[F1 2018 VIDEO FEATURE] FRENCH GRAND PRIX: RACE PREVIEW

Formula 1 now moves from the French-speaking city of Montreal – across the Atlantic Ocean – to France, for the first time in 10 years as the historic event returns to the calendar.

It’s been a long time coming for the nation that invented Grand Prix racing, the sport originating in the late 19th century with the dawn of the motor car as newspaper-sponsored rallies such as Paris-Rouen.

… featuring early model Peugeots, and from Germany – Benzs.

Since the advent of the F1 World Championship in 1950, France has had seven different F1 venues. Reims-Gueux was the first, but the sport went to Rouen-Les-Essarts, Le Mans and others before a stint at Magny-Cours.

The most famous French scene at Dijon 1979 between Gilles Villeneuve and René Arnoux, with the pair duelling over second place.

But with Magny-Cours in too rural a location, 2008 its last event, it took 8-years for an announcement about the French GP’s return.

SOUNDBITE (French) CHRISTIAN ESTROSI,
PRESIDENT, NICE CÔTE D’AZUR REGION:
"Today, I can make the clear, firm and definite announcement that, Ladies and Gentlemen, the Grand Prix of France will return in the Summer of 2018 in Provence-Alpes-Cote d'Azur, in the Var, on the Paul Ricard circuit."

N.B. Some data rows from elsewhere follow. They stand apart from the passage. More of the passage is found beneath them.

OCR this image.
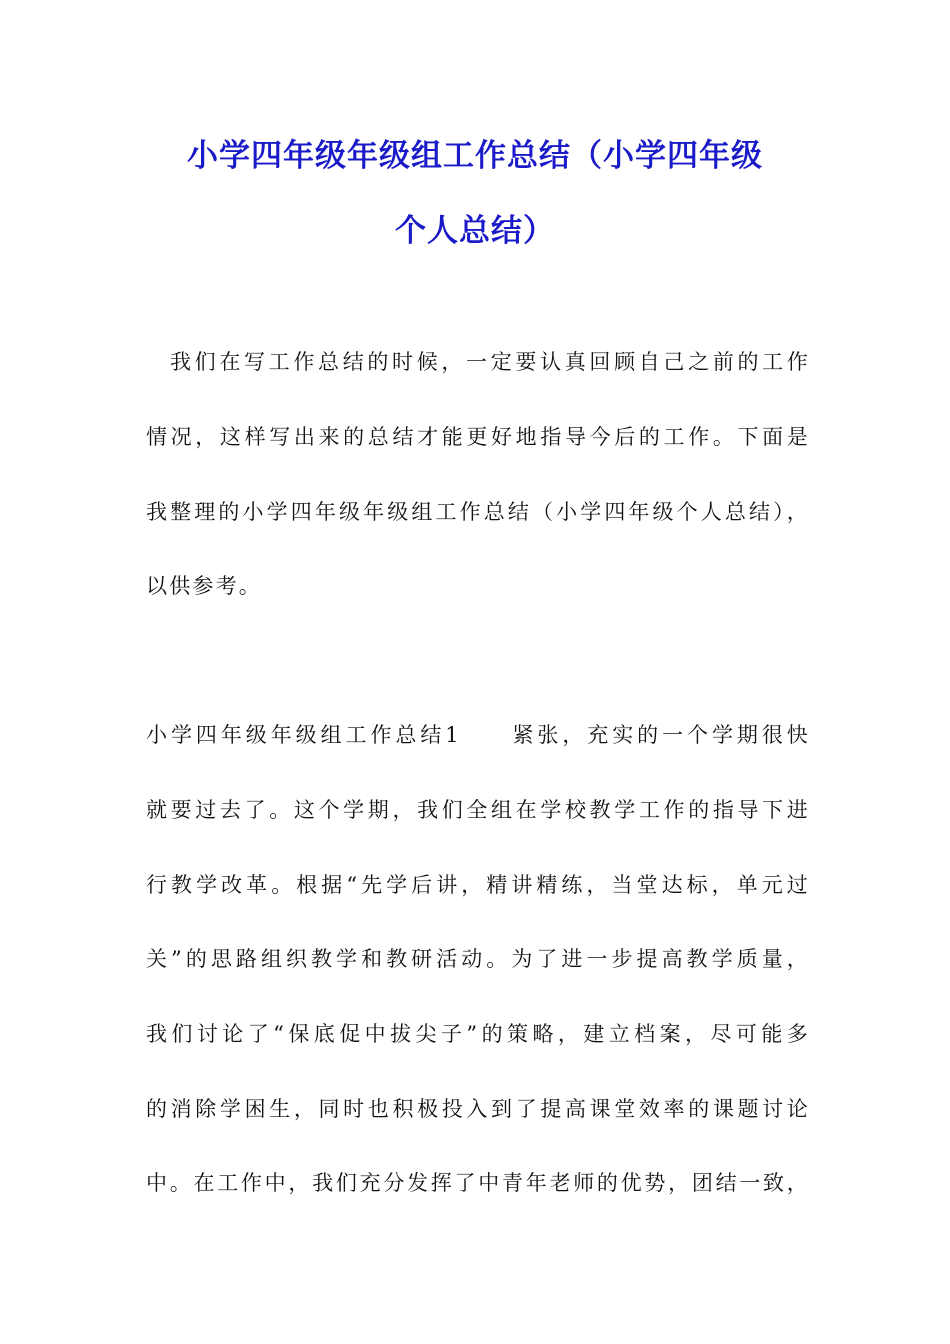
小学四年级年级组工作总结（小学四年级
个人总结）
我们在写工作总结的时候，一定要认真回顾自己之前的工作
情况，这样写出来的总结才能更好地指导今后的工作。下面是
我整理的小学四年级年级组工作总结（小学四年级个人总结），
以供参考。
小学四年级年级组工作总结1　　紧张，充实的一个学期很快
就要过去了。这个学期，我们全组在学校教学工作的指导下进
行教学改革。根据“先学后讲，精讲精练，当堂达标，单元过
关”的思路组织教学和教研活动。为了进一步提高教学质量，
我们讨论了“保底促中拔尖子”的策略，建立档案，尽可能多
的消除学困生，同时也积极投入到了提高课堂效率的课题讨论
中。在工作中，我们充分发挥了中青年老师的优势，团结一致，
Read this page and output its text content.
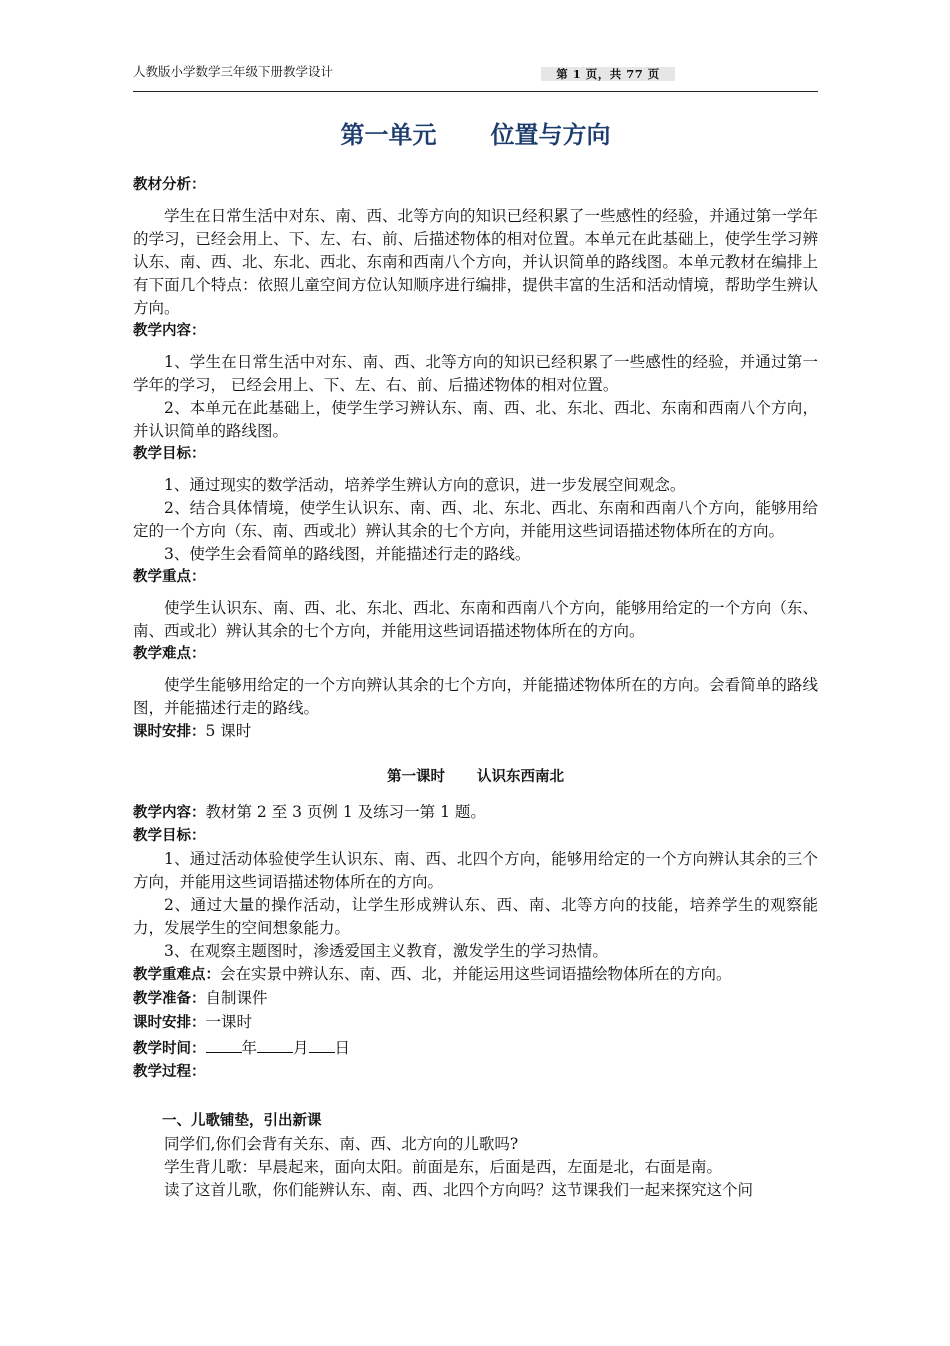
人教版小学数学三年级下册教学设计	第 1 页，共 77 页
第一单元 位置与方向
教材分析：

学生在日常生活中对东、南、西、北等方向的知识已经积累了一些感性的经验，并通过第一学年的学习，已经会用上、下、左、右、前、后描述物体的相对位置。本单元在此基础上，使学生学习辨认东、南、西、北、东北、西北、东南和西南八个方向，并认识简单的路线图。本单元教材在编排上有下面几个特点：依照儿童空间方位认知顺序进行编排，提供丰富的生活和活动情境，帮助学生辨认方向。

教学内容：

1、学生在日常生活中对东、南、西、北等方向的知识已经积累了一些感性的经验，并通过第一学年的学习， 已经会用上、下、左、右、前、后描述物体的相对位置。

2、本单元在此基础上，使学生学习辨认东、南、西、北、东北、西北、东南和西南八个方向，并认识简单的路线图。

教学目标：

1、通过现实的数学活动，培养学生辨认方向的意识，进一步发展空间观念。

2、结合具体情境，使学生认识东、南、西、北、东北、西北、东南和西南八个方向，能够用给定的一个方向（东、南、西或北）辨认其余的七个方向，并能用这些词语描述物体所在的方向。

3、使学生会看简单的路线图，并能描述行走的路线。

教学重点：

使学生认识东、南、西、北、东北、西北、东南和西南八个方向，能够用给定的一个方向（东、南、西或北）辨认其余的七个方向，并能用这些词语描述物体所在的方向。

教学难点：

使学生能够用给定的一个方向辨认其余的七个方向，并能描述物体所在的方向。会看简单的路线图，并能描述行走的路线。

课时安排：5 课时
第一课时 认识东西南北
教学内容：教材第 2 至 3 页例 1 及练习一第 1 题。
教学目标：

1、通过活动体验使学生认识东、南、西、北四个方向，能够用给定的一个方向辨认其余的三个方向，并能用这些词语描述物体所在的方向。

2、通过大量的操作活动，让学生形成辨认东、西、南、北等方向的技能，培养学生的观察能力，发展学生的空间想象能力。

3、在观察主题图时，渗透爱国主义教育，激发学生的学习热情。

教学重难点：会在实景中辨认东、南、西、北，并能运用这些词语描绘物体所在的方向。
教学准备：自制课件
课时安排：一课时
教学时间： 年 月 日
教学过程：
一、儿歌铺垫，引出新课

同学们,你们会背有关东、南、西、北方向的儿歌吗?

学生背儿歌：早晨起来，面向太阳。前面是东，后面是西，左面是北，右面是南。

读了这首儿歌，你们能辨认东、南、西、北四个方向吗？这节课我们一起来探究这个问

Paul Ricard has hosted the French Grand Prix 14 times, the last between 1971 and 1990, with the track special for Renault with two-straight wins in 1982- and 1983 with a French driver, René Arnoux then Alain Prost.

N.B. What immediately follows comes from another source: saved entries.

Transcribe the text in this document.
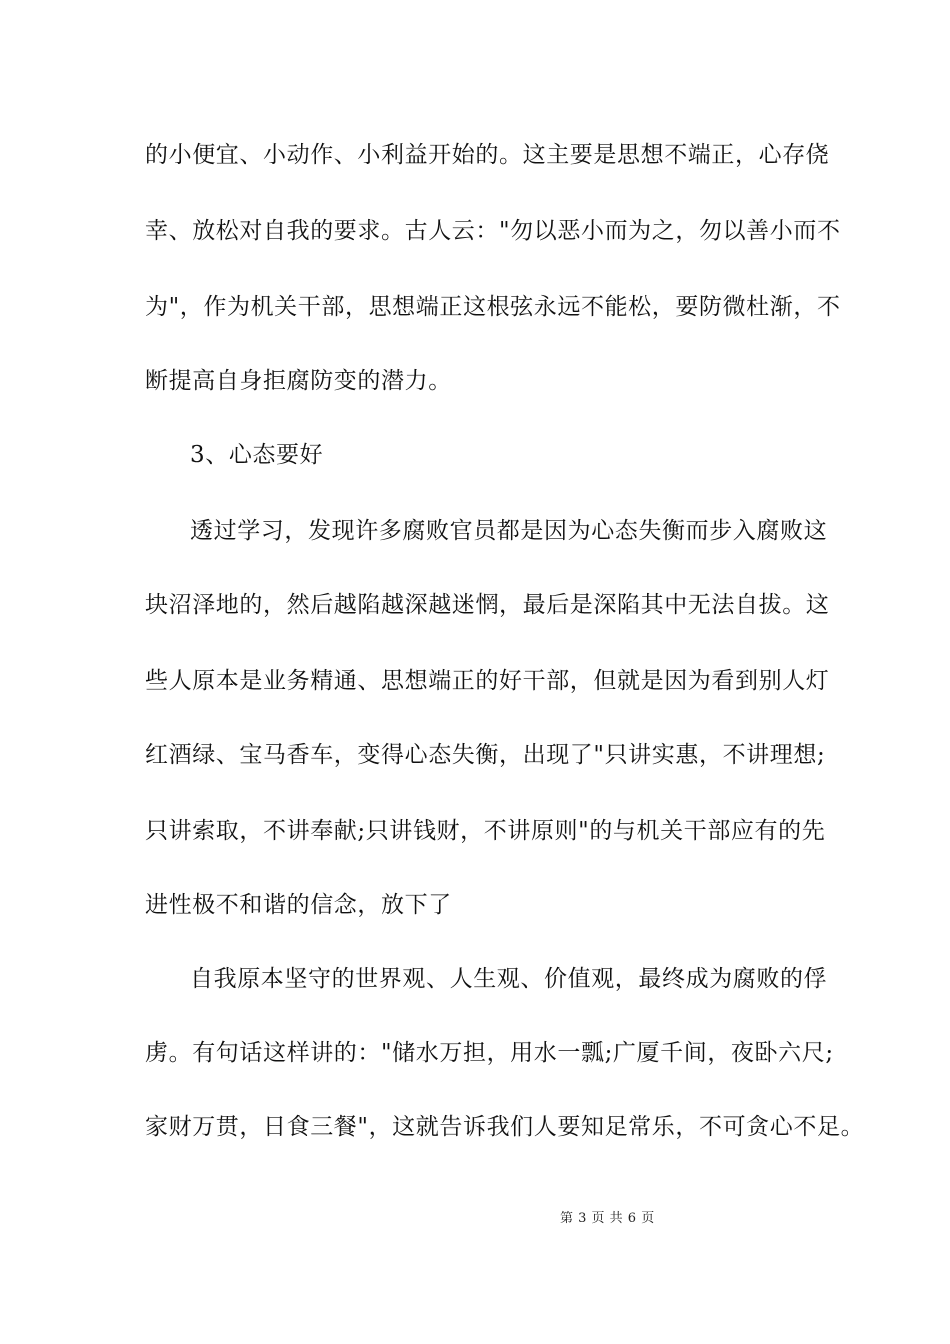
的小便宜、小动作、小利益开始的。这主要是思想不端正，心存侥
幸、放松对自我的要求。古人云："勿以恶小而为之，勿以善小而不
为"，作为机关干部，思想端正这根弦永远不能松，要防微杜渐，不
断提高自身拒腐防变的潜力。
3、心态要好
透过学习，发现许多腐败官员都是因为心态失衡而步入腐败这
块沼泽地的，然后越陷越深越迷惘，最后是深陷其中无法自拔。这
些人原本是业务精通、思想端正的好干部，但就是因为看到别人灯
红酒绿、宝马香车，变得心态失衡，出现了"只讲实惠，不讲理想;
只讲索取，不讲奉献;只讲钱财，不讲原则"的与机关干部应有的先
进性极不和谐的信念，放下了
自我原本坚守的世界观、人生观、价值观，最终成为腐败的俘
虏。有句话这样讲的："储水万担，用水一瓢;广厦千间，夜卧六尺;
家财万贯，日食三餐"，这就告诉我们人要知足常乐，不可贪心不足。
第 3 页 共 6 页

To celebrate its heritage in the lead-up to its home race, Renault went on an eight-town roadshow, taking its F1 cars throughout France following its initial run in Nice.

Located 45 minutes from Marseille, the 5.84-kilometre circuit has 15 turns, seven left and eight right and an expected top speed of 344 kilometres an hour. Frenchman Alain Prost won the last race held at Paul Ricard in 1990 for Ferrari. There are two DRS activation zones: one on the back straight, the other on the main straight, and two detection zones.

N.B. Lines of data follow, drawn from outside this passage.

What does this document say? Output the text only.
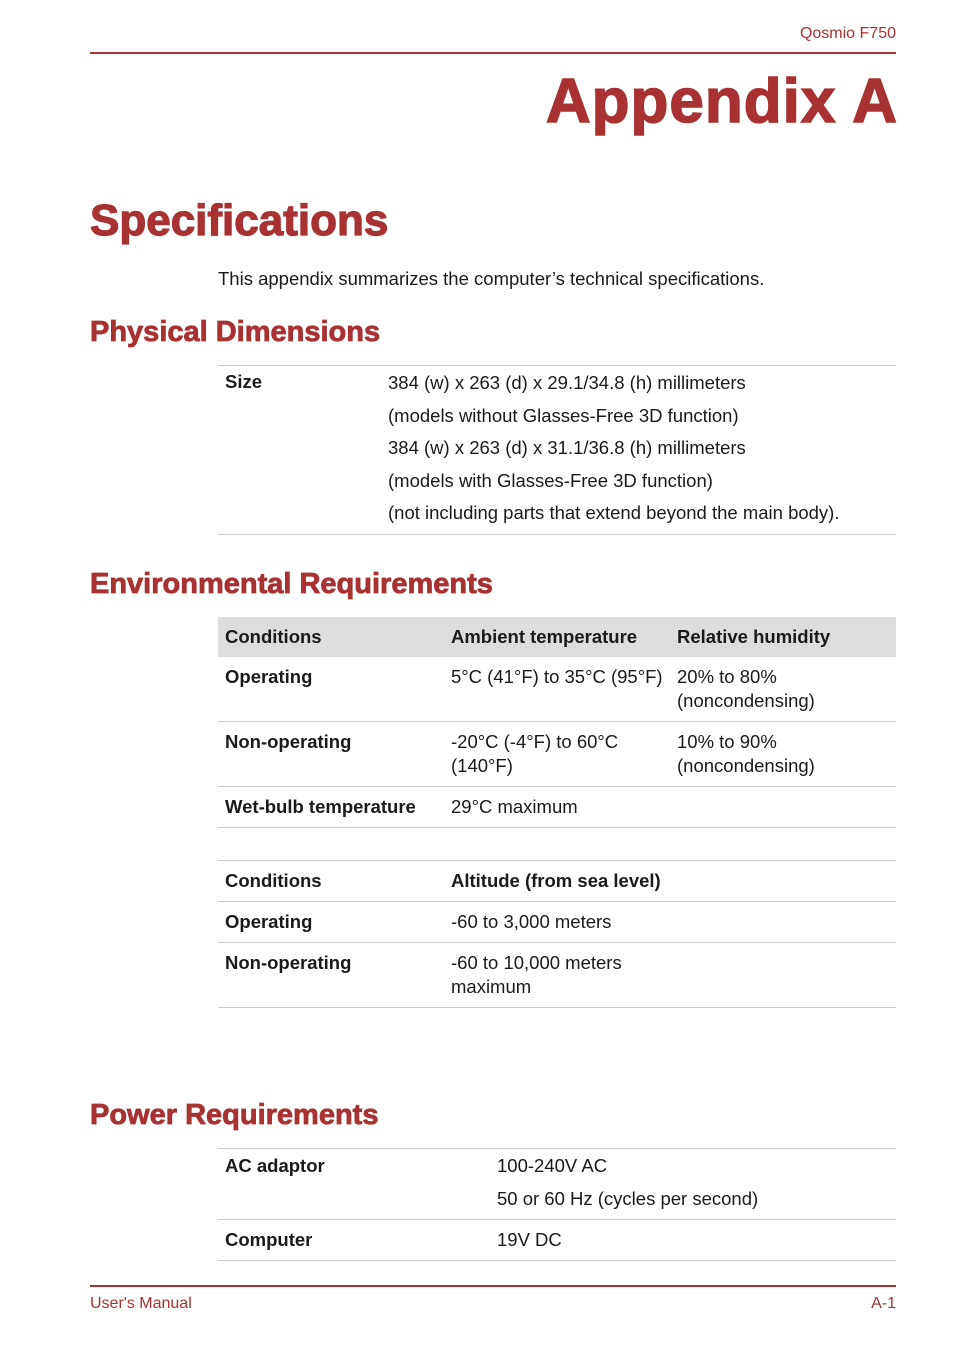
Qosmio F750
Appendix A
Specifications

This appendix summarizes the computer’s technical specifications.

Physical Dimensions
Size	384 (w) x 263 (d) x 29.1/34.8 (h) millimeters
(models without Glasses-Free 3D function)
384 (w) x 263 (d) x 31.1/36.8 (h) millimeters
(models with Glasses-Free 3D function)
(not including parts that extend beyond the main body).
Environmental Requirements
Conditions	Ambient temperature	Relative humidity
Operating	5°C (41°F) to 35°C (95°F)	20% to 80% (noncondensing)
Non-operating	-20°C (-4°F) to 60°C (140°F)	10% to 90% (noncondensing)
Wet-bulb temperature	29°C maximum	
Conditions	Altitude (from sea level)	
Operating	-60 to 3,000 meters	
Non-operating	-60 to 10,000 meters maximum	
Power Requirements
AC adaptor	100-240V AC
50 or 60 Hz (cycles per second)

Computer	19V DC
User's Manual	A-1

For the three French drivers, the event will be a source of pride, given it’s the first time racing F1 on home soil for Romain Grosjean, Esteban Ocon and rookie Pierre Gasly.

SOUNDBITE (French) PIERRE GASLY,
F1 DRIVER, TORO ROSSO:
"I was lucky enough to have the experience at Le Castellet when I was racing in Formula Renault 2.0 and 3.5, and just the fact that being there means more motivation and more fans.”

Mercedes is expected to be strong, with the manufacturer delivering its power unit upgrade to its works squad and customer teams there.

Ferrari will want its keep its history of success in France going, having won eight of the last 12 races there, and Sebastian Vettel now leading the standings after a masterclass in Canada.

France is also the opening leg of F1’s first-ever triple header, with the race followed by Austria and Great Britain – and a physical and mental drain on all concerned, pushing the teams to their limits.

AUDIO QUOTE (English) DANIEL RICCIARDO,
F1 DRIVER, RED BULL RACING:
“I think the mechanics are going to have their work cut out for them. And hopefully after Silverstone they’re allowed a few days off because they’ll need it.”

An iconic nation and event, returning to the calendar after a decade. It’s time for the French Grand Prix.